Like so many tiny pixie tv's
Flashing messages to each other all night
The hundred billion neurons in your brain
Replace identity as such with deep
Cosmic gossip while your body's arrested
In mid flight back toward an old savannah --
A hundred billion neurons seeking shelter,
Losing that deep self because you're asleep,
Lost in your dreams, a functional state
Of your brain lapsing into disappearance,
Your brain not bothering to compute you,
Your sense of who you are going up in smoke,
Though if the soul be several not one
There's only now and that now has presence.

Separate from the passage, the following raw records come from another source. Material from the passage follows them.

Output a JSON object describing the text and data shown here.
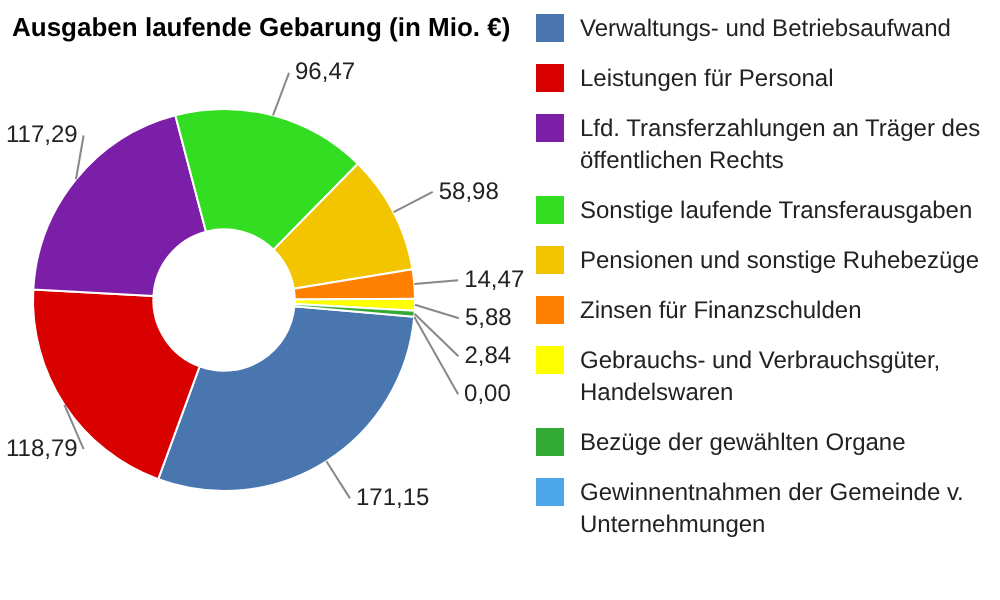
{
  "chart_data": {
    "type": "donut",
    "title": "Ausgaben laufende Gebarung (in Mio. €)",
    "categories": [
      "Verwaltungs- und Betriebsaufwand",
      "Leistungen für Personal",
      "Lfd. Transferzahlungen an Träger des öffentlichen Rechts",
      "Sonstige laufende Transferausgaben",
      "Pensionen und sonstige Ruhebezüge",
      "Zinsen für Finanzschulden",
      "Gebrauchs- und Verbrauchsgüter, Handelswaren",
      "Bezüge der gewählten Organe",
      "Gewinnentnahmen der Gemeinde v. Unternehmungen"
    ],
    "values": [
      171.15,
      118.79,
      117.29,
      96.47,
      58.98,
      14.47,
      5.88,
      2.84,
      0.0
    ],
    "value_labels": [
      "171,15",
      "118,79",
      "117,29",
      "96,47",
      "58,98",
      "14,47",
      "5,88",
      "2,84",
      "0,00"
    ],
    "colors": [
      "#4a76b0",
      "#d90000",
      "#7b1fa8",
      "#33dd22",
      "#f2c500",
      "#ff8000",
      "#ffff00",
      "#33aa33",
      "#4da6e8"
    ],
    "legend": "right"
  }
}
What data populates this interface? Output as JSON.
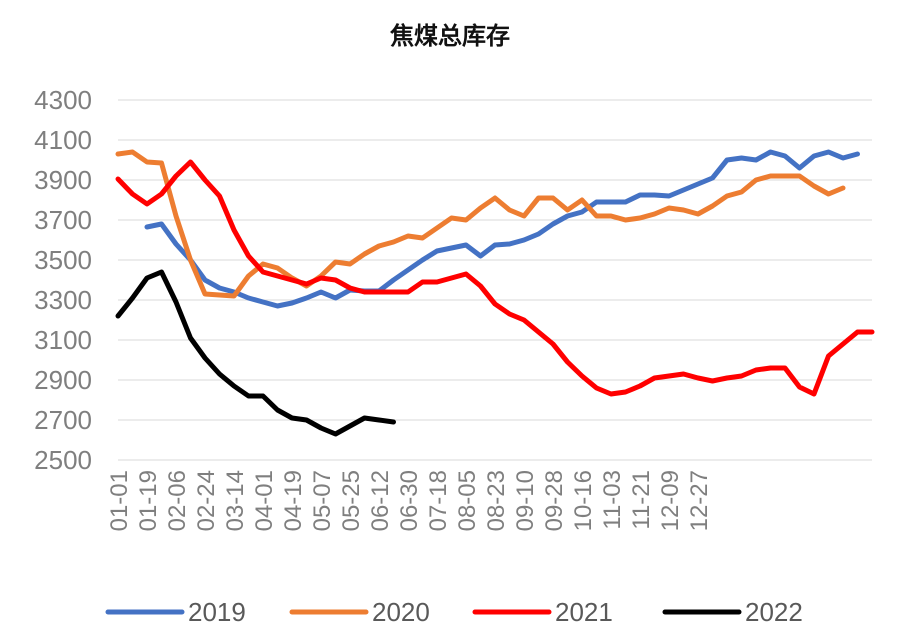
{
  "chart_data": {
    "type": "line",
    "title": "焦煤总库存",
    "xlabel": "",
    "ylabel": "",
    "ylim": [
      2500,
      4300
    ],
    "yticks": [
      2500,
      2700,
      2900,
      3100,
      3300,
      3500,
      3700,
      3900,
      4100,
      4300
    ],
    "grid": true,
    "legend_position": "bottom",
    "x_tick_labels": [
      "01-01",
      "01-19",
      "02-06",
      "02-24",
      "03-14",
      "04-01",
      "04-19",
      "05-07",
      "05-25",
      "06-12",
      "06-30",
      "07-18",
      "08-05",
      "08-23",
      "09-10",
      "09-28",
      "10-16",
      "11-03",
      "11-21",
      "12-09",
      "12-27"
    ],
    "x_tick_index": [
      0,
      2,
      4,
      6,
      8,
      10,
      12,
      14,
      16,
      18,
      20,
      22,
      24,
      26,
      28,
      30,
      32,
      34,
      36,
      38,
      40
    ],
    "series": [
      {
        "name": "2019",
        "color": "#4472c4",
        "start_index": 2,
        "values": [
          3665,
          3680,
          3580,
          3500,
          3400,
          3360,
          3340,
          3310,
          3290,
          3270,
          3285,
          3310,
          3340,
          3310,
          3350,
          3345,
          3345,
          3400,
          3450,
          3500,
          3545,
          3560,
          3575,
          3520,
          3575,
          3580,
          3600,
          3630,
          3680,
          3720,
          3740,
          3790,
          3790,
          3790,
          3825,
          3825,
          3820,
          3850,
          3880,
          3910,
          4000,
          4010,
          4000,
          4040,
          4020,
          3960,
          4020,
          4040,
          4010,
          4030
        ]
      },
      {
        "name": "2020",
        "color": "#ed7d31",
        "start_index": 0,
        "values": [
          4030,
          4040,
          3990,
          3985,
          3720,
          3500,
          3330,
          3325,
          3320,
          3420,
          3480,
          3460,
          3410,
          3370,
          3420,
          3490,
          3480,
          3530,
          3570,
          3590,
          3620,
          3610,
          3660,
          3710,
          3700,
          3760,
          3810,
          3750,
          3720,
          3810,
          3810,
          3750,
          3800,
          3720,
          3720,
          3700,
          3710,
          3730,
          3760,
          3750,
          3730,
          3770,
          3820,
          3840,
          3900,
          3920,
          3920,
          3920,
          3870,
          3830,
          3860
        ]
      },
      {
        "name": "2021",
        "color": "#ff0000",
        "start_index": 0,
        "values": [
          3905,
          3830,
          3780,
          3830,
          3920,
          3990,
          3900,
          3820,
          3650,
          3520,
          3440,
          3420,
          3400,
          3380,
          3410,
          3400,
          3360,
          3340,
          3340,
          3340,
          3340,
          3390,
          3390,
          3410,
          3430,
          3370,
          3280,
          3230,
          3200,
          3140,
          3080,
          2990,
          2920,
          2860,
          2830,
          2840,
          2870,
          2910,
          2920,
          2930,
          2910,
          2895,
          2910,
          2920,
          2950,
          2960,
          2960,
          2865,
          2830,
          3020,
          3080,
          3140,
          3140
        ]
      },
      {
        "name": "2022",
        "color": "#000000",
        "start_index": 0,
        "values": [
          3220,
          3310,
          3410,
          3440,
          3290,
          3110,
          3010,
          2930,
          2870,
          2820,
          2820,
          2750,
          2710,
          2700,
          2660,
          2630,
          2670,
          2710,
          2700,
          2690
        ]
      }
    ]
  }
}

Windows: Charles Sheeler, c. 1952 (Hirschl and Adler Galleries, New York)
2 comments:
This reminds me of an exchange I had with my mom,who was struggling with Parkinson's and dementia, yet aware of the process of losing control over her persona. I remarked about the time lag between where you are and how you see it, how just as soon as you get acclimated to where you are, things change again. She looked at me with total wonder, as though I had read her mind. I have always had questions about the separation between what the Aborigines term dreamtime and regular experience, uncertainty about the border between what is truly real and what is created by our minds.
Annie,
The post modern view evangelized by a MacArthur Foundation supported theorist of internet behavior is that in the world we now inhabit the self is multiple anyway, so we shouldn't mind feeling fragmented into multiple personae. One minute you're you, the next minute you're somebody else, it's all good. But telling that to someone in your mother's position would seem cruel; when your persona is well and truly shattered by brain events, the outcome is the reverse of uplifting. Remembering that persona reduces to per+sonar, a sounding-through, as with sock puppets. One of those at a time is almost too much, already. (Being reduced to none at all might be the price of admission to dreamtime?)